Today the world's biggest bookseller is opening up shop as a lending library. That's right, Amazon is getting into the book lending business, albeit on a very small scale. This is good for Kindle owners, and a sign that Amazon is going to go to the mat to ensure that it puts a Kindle in as many hands as possible.

The company is announcing the Kindle Owner's Lending Library, which will feature thousands of books that Kindle owners with an Amazon Prime membership can download. This comes in addition to the Prime library of more than 13,000 movies and TV shows.

Amazon Really Wants You to Own a Kindle

According to Amazon's release, the company is paying a fixed fee in some cases, and in other cases paying on a per-checkout basis for each Kindle title that's in the library. That means that any way you slice it, Amazon is paying to let its customers check out books.

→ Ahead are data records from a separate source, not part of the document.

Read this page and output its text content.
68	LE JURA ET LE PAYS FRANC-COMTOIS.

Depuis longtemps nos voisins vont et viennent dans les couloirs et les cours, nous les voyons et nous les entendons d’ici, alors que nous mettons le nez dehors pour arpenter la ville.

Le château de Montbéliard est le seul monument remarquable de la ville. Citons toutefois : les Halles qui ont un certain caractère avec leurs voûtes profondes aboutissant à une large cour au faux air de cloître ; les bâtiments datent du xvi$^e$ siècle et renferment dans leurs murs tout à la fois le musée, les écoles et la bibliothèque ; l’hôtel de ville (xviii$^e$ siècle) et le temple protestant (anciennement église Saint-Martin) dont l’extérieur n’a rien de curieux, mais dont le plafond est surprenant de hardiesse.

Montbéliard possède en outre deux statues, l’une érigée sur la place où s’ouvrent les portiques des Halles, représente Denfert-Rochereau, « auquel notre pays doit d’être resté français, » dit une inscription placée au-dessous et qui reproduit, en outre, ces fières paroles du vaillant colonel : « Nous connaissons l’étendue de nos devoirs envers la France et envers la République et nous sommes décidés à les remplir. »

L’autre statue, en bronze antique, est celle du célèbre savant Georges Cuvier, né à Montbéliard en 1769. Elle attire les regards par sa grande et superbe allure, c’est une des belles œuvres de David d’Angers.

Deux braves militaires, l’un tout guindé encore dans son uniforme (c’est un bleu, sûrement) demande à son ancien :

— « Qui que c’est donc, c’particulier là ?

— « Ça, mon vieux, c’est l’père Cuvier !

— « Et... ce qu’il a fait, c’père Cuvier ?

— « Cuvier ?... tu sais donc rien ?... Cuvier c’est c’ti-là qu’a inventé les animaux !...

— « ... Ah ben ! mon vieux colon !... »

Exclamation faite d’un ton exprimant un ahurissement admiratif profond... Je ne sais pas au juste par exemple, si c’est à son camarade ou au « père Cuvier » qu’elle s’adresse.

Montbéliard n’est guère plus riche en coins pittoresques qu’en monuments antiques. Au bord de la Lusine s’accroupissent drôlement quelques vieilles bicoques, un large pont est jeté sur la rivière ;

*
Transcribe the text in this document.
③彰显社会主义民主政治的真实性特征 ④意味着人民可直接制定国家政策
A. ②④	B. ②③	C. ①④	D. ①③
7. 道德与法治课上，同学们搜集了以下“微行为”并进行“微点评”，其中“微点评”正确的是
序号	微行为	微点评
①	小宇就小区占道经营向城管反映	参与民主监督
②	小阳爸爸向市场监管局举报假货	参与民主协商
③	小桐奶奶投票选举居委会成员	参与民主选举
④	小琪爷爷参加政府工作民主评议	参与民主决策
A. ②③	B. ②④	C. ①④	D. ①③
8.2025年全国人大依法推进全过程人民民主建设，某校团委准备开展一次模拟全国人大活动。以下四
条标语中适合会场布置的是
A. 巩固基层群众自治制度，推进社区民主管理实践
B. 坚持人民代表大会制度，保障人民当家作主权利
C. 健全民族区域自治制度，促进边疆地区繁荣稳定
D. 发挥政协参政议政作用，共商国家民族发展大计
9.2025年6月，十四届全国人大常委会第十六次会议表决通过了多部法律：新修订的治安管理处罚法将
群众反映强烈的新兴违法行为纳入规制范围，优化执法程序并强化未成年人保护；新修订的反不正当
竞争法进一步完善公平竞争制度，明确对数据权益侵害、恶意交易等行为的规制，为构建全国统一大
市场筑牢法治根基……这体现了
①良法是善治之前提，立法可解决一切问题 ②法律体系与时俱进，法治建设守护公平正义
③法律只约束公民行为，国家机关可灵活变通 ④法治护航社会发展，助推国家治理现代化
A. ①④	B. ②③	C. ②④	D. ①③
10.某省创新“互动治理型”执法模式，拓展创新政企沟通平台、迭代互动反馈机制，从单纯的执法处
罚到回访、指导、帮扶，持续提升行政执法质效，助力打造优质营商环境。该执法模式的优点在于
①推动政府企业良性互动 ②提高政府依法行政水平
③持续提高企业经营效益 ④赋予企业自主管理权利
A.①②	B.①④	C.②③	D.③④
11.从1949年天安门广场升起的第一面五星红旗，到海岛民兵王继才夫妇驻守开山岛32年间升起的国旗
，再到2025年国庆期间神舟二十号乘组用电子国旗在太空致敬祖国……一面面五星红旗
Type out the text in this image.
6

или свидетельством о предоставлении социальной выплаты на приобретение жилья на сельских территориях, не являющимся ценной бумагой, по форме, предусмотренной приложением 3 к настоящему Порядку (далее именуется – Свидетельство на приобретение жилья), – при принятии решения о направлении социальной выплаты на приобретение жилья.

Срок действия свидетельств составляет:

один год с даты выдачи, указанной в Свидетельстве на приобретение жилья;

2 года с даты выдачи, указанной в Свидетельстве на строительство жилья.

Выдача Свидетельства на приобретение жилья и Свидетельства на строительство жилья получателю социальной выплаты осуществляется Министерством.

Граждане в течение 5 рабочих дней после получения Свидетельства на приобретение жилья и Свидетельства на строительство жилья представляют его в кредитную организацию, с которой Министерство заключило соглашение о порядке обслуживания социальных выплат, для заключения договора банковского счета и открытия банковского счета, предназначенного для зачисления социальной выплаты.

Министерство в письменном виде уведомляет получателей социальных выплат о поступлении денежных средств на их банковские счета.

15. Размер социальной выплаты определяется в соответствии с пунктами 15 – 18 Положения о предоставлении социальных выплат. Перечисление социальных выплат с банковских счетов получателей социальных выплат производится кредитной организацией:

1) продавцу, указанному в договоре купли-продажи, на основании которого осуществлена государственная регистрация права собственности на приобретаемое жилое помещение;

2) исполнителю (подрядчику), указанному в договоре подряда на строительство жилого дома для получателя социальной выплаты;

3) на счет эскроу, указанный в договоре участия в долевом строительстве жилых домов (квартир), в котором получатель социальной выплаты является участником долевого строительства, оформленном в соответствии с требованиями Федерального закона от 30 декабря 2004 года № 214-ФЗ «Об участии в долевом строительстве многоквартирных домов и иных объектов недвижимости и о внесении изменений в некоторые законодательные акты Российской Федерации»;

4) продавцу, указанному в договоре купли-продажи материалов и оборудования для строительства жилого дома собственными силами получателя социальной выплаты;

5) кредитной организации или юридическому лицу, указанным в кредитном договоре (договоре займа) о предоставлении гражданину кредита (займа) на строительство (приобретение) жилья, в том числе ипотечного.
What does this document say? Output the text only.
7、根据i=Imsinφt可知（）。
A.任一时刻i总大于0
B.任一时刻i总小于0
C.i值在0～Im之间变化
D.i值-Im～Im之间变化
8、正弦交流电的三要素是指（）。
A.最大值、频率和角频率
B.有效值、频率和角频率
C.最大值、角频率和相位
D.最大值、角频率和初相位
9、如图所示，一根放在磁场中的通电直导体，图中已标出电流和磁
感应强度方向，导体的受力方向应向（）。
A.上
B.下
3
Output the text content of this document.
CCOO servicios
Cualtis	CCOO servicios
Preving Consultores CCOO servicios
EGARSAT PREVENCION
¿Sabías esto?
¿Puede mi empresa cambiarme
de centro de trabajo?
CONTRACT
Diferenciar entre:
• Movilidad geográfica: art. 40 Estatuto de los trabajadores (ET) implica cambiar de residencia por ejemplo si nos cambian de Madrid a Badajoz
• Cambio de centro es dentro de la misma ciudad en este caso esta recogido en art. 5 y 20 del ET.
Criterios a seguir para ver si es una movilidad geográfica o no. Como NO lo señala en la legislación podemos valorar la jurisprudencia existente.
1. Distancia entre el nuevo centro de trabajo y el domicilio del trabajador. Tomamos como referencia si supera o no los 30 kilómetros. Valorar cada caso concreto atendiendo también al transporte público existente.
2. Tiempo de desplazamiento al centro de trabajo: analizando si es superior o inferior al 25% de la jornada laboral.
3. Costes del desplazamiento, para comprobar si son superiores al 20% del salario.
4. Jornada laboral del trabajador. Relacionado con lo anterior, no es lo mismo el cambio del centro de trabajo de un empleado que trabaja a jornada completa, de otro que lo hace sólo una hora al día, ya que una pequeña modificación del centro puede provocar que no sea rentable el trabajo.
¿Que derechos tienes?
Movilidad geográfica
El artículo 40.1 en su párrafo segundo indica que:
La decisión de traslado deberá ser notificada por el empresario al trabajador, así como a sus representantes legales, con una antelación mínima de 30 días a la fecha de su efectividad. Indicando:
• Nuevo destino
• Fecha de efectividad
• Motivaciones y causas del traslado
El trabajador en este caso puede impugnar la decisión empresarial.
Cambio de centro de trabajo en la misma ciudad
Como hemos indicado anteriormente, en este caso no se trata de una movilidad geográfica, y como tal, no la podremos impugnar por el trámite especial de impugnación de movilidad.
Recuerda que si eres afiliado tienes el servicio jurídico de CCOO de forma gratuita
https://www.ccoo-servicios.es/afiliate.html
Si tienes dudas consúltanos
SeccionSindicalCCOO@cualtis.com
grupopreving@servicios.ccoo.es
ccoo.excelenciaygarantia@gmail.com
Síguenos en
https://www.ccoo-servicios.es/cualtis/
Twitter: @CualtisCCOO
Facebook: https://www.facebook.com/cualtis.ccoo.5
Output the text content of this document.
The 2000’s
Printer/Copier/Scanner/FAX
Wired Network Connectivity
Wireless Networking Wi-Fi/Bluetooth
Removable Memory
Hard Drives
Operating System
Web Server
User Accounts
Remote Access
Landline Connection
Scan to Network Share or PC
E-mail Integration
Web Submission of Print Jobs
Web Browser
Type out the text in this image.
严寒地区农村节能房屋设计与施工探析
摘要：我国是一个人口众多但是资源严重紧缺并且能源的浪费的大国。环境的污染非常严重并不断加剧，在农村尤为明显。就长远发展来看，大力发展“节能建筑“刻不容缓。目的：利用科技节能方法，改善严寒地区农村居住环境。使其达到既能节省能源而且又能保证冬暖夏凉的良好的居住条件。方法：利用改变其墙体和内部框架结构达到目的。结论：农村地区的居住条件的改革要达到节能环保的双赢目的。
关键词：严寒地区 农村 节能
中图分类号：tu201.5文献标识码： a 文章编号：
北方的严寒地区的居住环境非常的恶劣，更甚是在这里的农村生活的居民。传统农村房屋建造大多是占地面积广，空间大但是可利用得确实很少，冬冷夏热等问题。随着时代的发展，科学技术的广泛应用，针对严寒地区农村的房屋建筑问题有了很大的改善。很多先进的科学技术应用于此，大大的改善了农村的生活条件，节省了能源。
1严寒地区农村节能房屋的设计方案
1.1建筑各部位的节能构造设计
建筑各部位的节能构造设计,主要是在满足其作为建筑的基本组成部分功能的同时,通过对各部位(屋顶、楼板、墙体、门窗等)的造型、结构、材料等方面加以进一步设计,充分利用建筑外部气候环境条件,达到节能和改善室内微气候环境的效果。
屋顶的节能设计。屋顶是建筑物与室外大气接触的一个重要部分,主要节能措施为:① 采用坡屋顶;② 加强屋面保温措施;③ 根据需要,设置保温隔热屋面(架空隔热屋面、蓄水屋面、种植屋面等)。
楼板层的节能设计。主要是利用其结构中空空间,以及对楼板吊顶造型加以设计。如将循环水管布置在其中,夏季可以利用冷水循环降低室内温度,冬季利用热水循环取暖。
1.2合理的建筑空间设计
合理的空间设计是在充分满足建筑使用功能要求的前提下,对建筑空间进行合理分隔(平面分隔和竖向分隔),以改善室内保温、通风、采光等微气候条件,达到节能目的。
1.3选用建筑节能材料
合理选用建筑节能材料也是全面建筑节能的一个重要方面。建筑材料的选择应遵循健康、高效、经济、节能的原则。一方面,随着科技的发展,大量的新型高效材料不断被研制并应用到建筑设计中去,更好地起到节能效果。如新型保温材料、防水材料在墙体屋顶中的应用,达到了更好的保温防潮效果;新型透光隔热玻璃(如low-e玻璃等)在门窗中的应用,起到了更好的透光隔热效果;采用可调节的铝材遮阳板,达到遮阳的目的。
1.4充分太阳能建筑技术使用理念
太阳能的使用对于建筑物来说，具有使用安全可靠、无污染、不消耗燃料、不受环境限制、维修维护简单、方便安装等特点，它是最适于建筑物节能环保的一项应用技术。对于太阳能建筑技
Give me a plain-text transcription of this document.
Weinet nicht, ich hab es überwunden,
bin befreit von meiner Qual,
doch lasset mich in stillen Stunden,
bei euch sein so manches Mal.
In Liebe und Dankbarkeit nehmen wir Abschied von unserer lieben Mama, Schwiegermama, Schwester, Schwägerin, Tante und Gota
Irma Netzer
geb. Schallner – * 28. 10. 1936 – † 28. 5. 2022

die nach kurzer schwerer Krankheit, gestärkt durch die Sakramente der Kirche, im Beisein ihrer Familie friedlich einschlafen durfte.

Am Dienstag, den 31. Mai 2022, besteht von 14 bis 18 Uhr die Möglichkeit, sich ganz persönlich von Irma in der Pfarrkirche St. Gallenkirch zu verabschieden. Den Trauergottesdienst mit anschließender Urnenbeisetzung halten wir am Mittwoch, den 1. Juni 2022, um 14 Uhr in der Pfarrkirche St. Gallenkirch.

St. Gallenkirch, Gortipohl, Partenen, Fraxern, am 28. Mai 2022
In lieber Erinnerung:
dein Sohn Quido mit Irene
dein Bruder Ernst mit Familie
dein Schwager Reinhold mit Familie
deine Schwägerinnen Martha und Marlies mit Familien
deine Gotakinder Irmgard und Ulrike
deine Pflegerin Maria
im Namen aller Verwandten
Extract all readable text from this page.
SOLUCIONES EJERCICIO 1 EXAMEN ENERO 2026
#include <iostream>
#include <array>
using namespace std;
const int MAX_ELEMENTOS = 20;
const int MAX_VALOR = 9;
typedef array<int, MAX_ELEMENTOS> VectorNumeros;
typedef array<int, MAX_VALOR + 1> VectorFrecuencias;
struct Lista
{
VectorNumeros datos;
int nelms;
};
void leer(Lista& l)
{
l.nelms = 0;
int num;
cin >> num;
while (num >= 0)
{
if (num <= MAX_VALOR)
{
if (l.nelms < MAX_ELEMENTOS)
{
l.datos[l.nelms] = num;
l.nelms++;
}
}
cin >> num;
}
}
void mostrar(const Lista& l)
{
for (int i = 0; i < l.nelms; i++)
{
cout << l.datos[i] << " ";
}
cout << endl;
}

Why? Amazon says this is "a no-risk trial to demonstrate to publishers the incremental growth and revenue opportunity that this new service presents."

Don't Get Too Excited

Unlike Amazon Video Streaming for Prime, there's a limit to Amazon's largess here: Users get access to one book a month with no due dates. So if you have dreams of burning your library card and tapping the Kindle library for all your reading needs, guess again.

The company says the library will have "thousands" of titles, including more than 100 current and former New York Times bestsellers. Right out of the gate, Amazon is offering Moneyball: The Art of Winning an Unfair Game by Michael Lewis, Guns, Germs, and Steel by Jared Diamond, and The 7 Habits of Highly Effective People.

Note that this only seems to be available to owners of Kindle hardware. If you're using the Kindle app for iPhone or iPad, you're going to be out of luck. If you do have a Kindle, it should show up in the Kindle Store when you click "See all categories" and you'll be presented with the option to buy for free.

This is a nice little feature, though I'm not sure it would sway most users from a different e-reader to a Kindle. When I'm in a reading mood, I often tear through as much as a book every day (though more often every two or three days). So the lending library isn't going to keep avid readers full up on reading material. But, every little bit counts. A free book is better than none. What say you, readers? Would this convince you to buy a Kindle, or pony up for Amazon's Prime membership?